Testosterone Enanthate - An Alternative to Synthetic Testosterone
Testosterone Enanthate, also known as Testosterone Citrate, and sold under various brand names including Testopril, Enlast, Provera, and Sharpog, is a chemical androgen that is commonly used in the treatment of erectile dysfunction in men as well as in the treatment of prostate cancer. It is also currently being used in hormone replacement therapy for transgendered men. Testosterone Enanthate (TUSD) is more expensive than synthetic testosterone because it is obtained from natural sources, hence its purity is reliable and it does not undergo any processing before it is released into the body. However, TUSD is said to have some disturbing effects on men's sex organs. Men taking Propecia for prostate cancer had reported severe adverse side effects such as increased body hair, increased facial and body hair, increased body fat, and increased sex drive.
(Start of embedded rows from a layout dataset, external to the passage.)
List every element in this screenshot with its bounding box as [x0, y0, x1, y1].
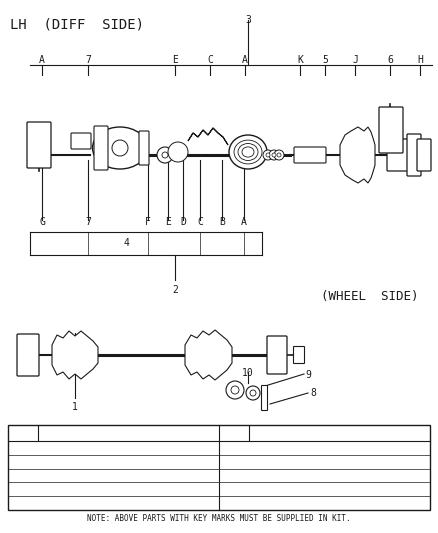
Circle shape — [277, 153, 281, 157]
Text: LH  (DIFF  SIDE): LH (DIFF SIDE) — [10, 18, 144, 32]
Text: A: A — [21, 443, 25, 453]
FancyBboxPatch shape — [293, 346, 304, 364]
Text: B: B — [219, 217, 225, 227]
Text: E: E — [165, 217, 171, 227]
Text: F: F — [145, 217, 151, 227]
Text: B: B — [21, 457, 25, 466]
Text: E: E — [172, 55, 178, 65]
Text: BAND, BOOT: BAND, BOOT — [43, 471, 93, 480]
Text: C: C — [21, 471, 25, 480]
Circle shape — [263, 150, 273, 160]
Text: BOOT (BJ): BOOT (BJ) — [254, 485, 299, 494]
Text: F: F — [232, 443, 237, 453]
Polygon shape — [188, 128, 228, 145]
Bar — [8, 425, 430, 510]
FancyBboxPatch shape — [139, 131, 149, 165]
Polygon shape — [340, 127, 375, 183]
FancyBboxPatch shape — [379, 107, 403, 153]
Text: 4: 4 — [123, 238, 129, 248]
Polygon shape — [185, 330, 232, 380]
Text: C: C — [207, 55, 213, 65]
Text: A: A — [39, 55, 45, 65]
FancyBboxPatch shape — [71, 133, 91, 149]
Text: G: G — [39, 217, 45, 227]
Text: (WHEEL  SIDE): (WHEEL SIDE) — [321, 290, 419, 303]
Text: J: J — [232, 485, 237, 494]
FancyBboxPatch shape — [294, 147, 326, 163]
Text: SPIDER ASSY: SPIDER ASSY — [43, 485, 98, 494]
Circle shape — [168, 142, 188, 162]
Text: A: A — [241, 217, 247, 227]
Circle shape — [266, 153, 270, 157]
Text: GREASE PACKAGE: GREASE PACKAGE — [254, 457, 324, 466]
FancyBboxPatch shape — [94, 126, 108, 170]
Circle shape — [162, 152, 168, 158]
FancyBboxPatch shape — [17, 334, 39, 376]
FancyBboxPatch shape — [27, 122, 51, 168]
FancyBboxPatch shape — [387, 139, 411, 171]
Text: A: A — [242, 55, 248, 65]
Circle shape — [226, 381, 244, 399]
FancyBboxPatch shape — [407, 134, 421, 176]
Text: K: K — [232, 498, 237, 507]
Text: 7: 7 — [85, 55, 91, 65]
Text: G: G — [232, 457, 237, 466]
Text: PARTS NAME: PARTS NAME — [318, 430, 361, 436]
Text: 7: 7 — [85, 217, 91, 227]
Text: 6: 6 — [387, 55, 393, 65]
Circle shape — [274, 150, 284, 160]
Text: D: D — [21, 485, 25, 494]
FancyBboxPatch shape — [417, 139, 431, 171]
FancyBboxPatch shape — [261, 385, 268, 410]
Text: 9: 9 — [305, 370, 311, 380]
Text: 1: 1 — [72, 402, 78, 412]
Circle shape — [269, 150, 279, 160]
Text: J: J — [352, 55, 358, 65]
Ellipse shape — [229, 135, 267, 169]
Text: BAND, BOOT: BAND, BOOT — [43, 443, 93, 453]
Circle shape — [272, 153, 276, 157]
Text: H: H — [232, 471, 237, 480]
Circle shape — [250, 390, 256, 396]
Text: 2: 2 — [172, 285, 178, 295]
FancyBboxPatch shape — [267, 336, 287, 374]
Polygon shape — [52, 331, 98, 379]
Text: 10: 10 — [242, 368, 254, 378]
Text: E: E — [21, 498, 25, 507]
Circle shape — [157, 147, 173, 163]
Text: BAND, DAMPER: BAND, DAMPER — [254, 498, 314, 507]
Text: GREASE PACKAGE: GREASE PACKAGE — [254, 471, 324, 480]
Text: KEY
MARK: KEY MARK — [226, 427, 243, 439]
Text: 3: 3 — [245, 15, 251, 25]
Text: D: D — [180, 217, 186, 227]
Text: KEY
MARK: KEY MARK — [14, 427, 32, 439]
Text: PARTS NAME: PARTS NAME — [107, 430, 150, 436]
Text: C: C — [197, 217, 203, 227]
Circle shape — [231, 386, 239, 394]
Text: TJ ASSY: TJ ASSY — [254, 443, 289, 453]
Text: NOTE: ABOVE PARTS WITH KEY MARKS MUST BE SUPPLIED IN KIT.: NOTE: ABOVE PARTS WITH KEY MARKS MUST BE… — [87, 514, 351, 523]
Ellipse shape — [92, 127, 148, 169]
Text: BOOT (TJ): BOOT (TJ) — [43, 457, 88, 466]
Text: H: H — [417, 55, 423, 65]
Circle shape — [246, 386, 260, 400]
Text: SNAP RING: SNAP RING — [43, 498, 88, 507]
Circle shape — [112, 140, 128, 156]
Text: 8: 8 — [310, 388, 316, 398]
Text: K: K — [297, 55, 303, 65]
Text: 5: 5 — [322, 55, 328, 65]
Studies had shown that when Testosterone Enanthate is injected to the prostate, the testosterone levels decrease more slowly and their duration is longer lasting than that of testosterone. Testosterone Enanthate's half-life was measured at about four weeks which was within the range of normal. Side effects during the first few weeks of administration included mild nausea, increased body temperature, increased blood pressure, decreased sperm count, and increased skin sensitivity. In most cases, these symptoms resolved on their own. Over the course of six months, most reported slight increases in body weight.
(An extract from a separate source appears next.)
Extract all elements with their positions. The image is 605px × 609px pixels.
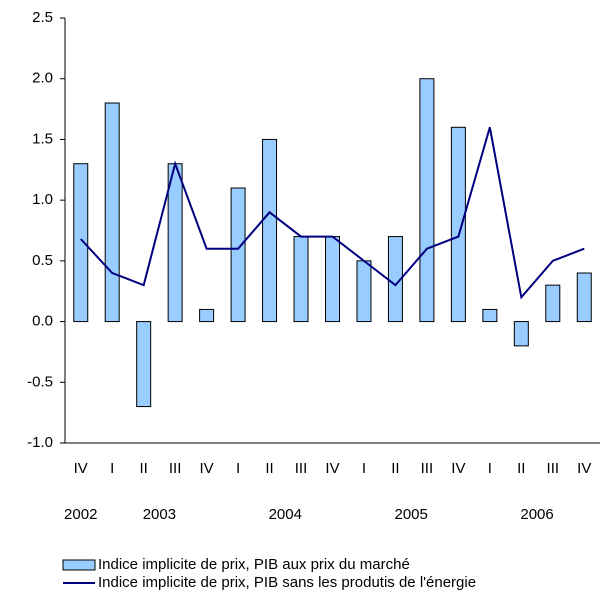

Since these are the only known side effects, this compound has been marketed as a testosterone enanthate alternative instead of prescription androgen receptor agonists or testosterone transdermal patch. However, when compared to other anabolic steroids, there are many risk factors for the development of Testosterone Enanthate side effects. It has high levels of exposure to heat and light, which increases the risk for burns and scalding. When it is injected into the skin, there is a high risk for bacterial contamination. Although there have been very few studies on the health and safety risks of testosterone enanthate or when compared to other androgenic substances, you should discuss the risks with your doctor or health care provider before using this product.
What Are the Side Effects of Testosterone Enanthate?
Testosterone Enanthate is a bovine enzyme androgenic anabolic steroid drug that is used in the treatment of men with low testosterone concentrations. It's also frequently used in hormone replacement therapy for transgendered men. The reason why it's often used as a testosterone replacement drug is that it produces adequate levels of testosterone to normalize sexual vitality, libido and muscle mass. While it can be used as a dietary supplement to boost libido, certain side effects have been noted, so you should talk to your doctor before starting a program using Testosterone Enanthate as a replacement therapy. Some common side effects associated with Testosterone Enanthate are:
It's important to note that despite the possible benefits of Testosterone Enanthate when taken in moderation it could cause some unwanted side effects. One of the side effects of taking too much Testosterone Enanthate is liver toxicity, which results from a build up of the amino acid testerone. Liver toxicity is related to the excessive usage of anabolic steroids, particularly with long-term use. As Testosterone Enanthate is an anabolic steroid, it can build up in the body much faster than its estrogenic derivative counterpart, estrogen. If you're not careful, you could wind up with serious liver damage.
Another side effect of testosterone enanthate is that it can cause changes in cholesterol levels. While the degree of change is not yet established, it's known that some patients experience significant increases in their cholesterol levels when using the drug. For this reason, patients undergoing testosterone treatments should avoid foods which are known to increase cholesterol levels, including those containing significantly higher levels of saturated fat and sodium than are considered safe for consumption by most people. The same goes for fish oil, eggs and organ meats such as liver.
There are also some common androgen replacement therapy adverse effects. These include joint pain and swelling. It's important to note though that these are likely to be caused by high levels of dihydrotestosterone and not by the anabolic steroids. Similarly, hair loss is unlikely to be caused by Testosterone Enanthate. Hair loss can occur due to a number of factors including stress, overexposure to sunlight and diet.
Although Testosterone Enanthate is not generally regarded as an appropriate route for someone wanting to improve their size and muscle mass, it can be used to treat other conditions as well. In men, some evidence suggests that Testosterone Enanthate may be useful for increasing sperm count and quality. In women, some evidence suggests Testosterone Enanthate might be useful for the treatment of vaginal atrophy and shrinking of the ovaries. It has also been proposed that Testosterone Enanthate might have positive benefits in treating symptoms of pseudo-andropause, a condition where the male body no longer produces adequate levels of testosterone.
However, there is much evidence that the use of testosterone esters (or testosterone cypionate) is not only unlikely to have any beneficial result, but could cause serious side effects. For this reason it is strongly advised that you seek the guidance of your physician before starting any treatment involving testosterone esters or testosterone cypionate. The risks far outweigh the rewards.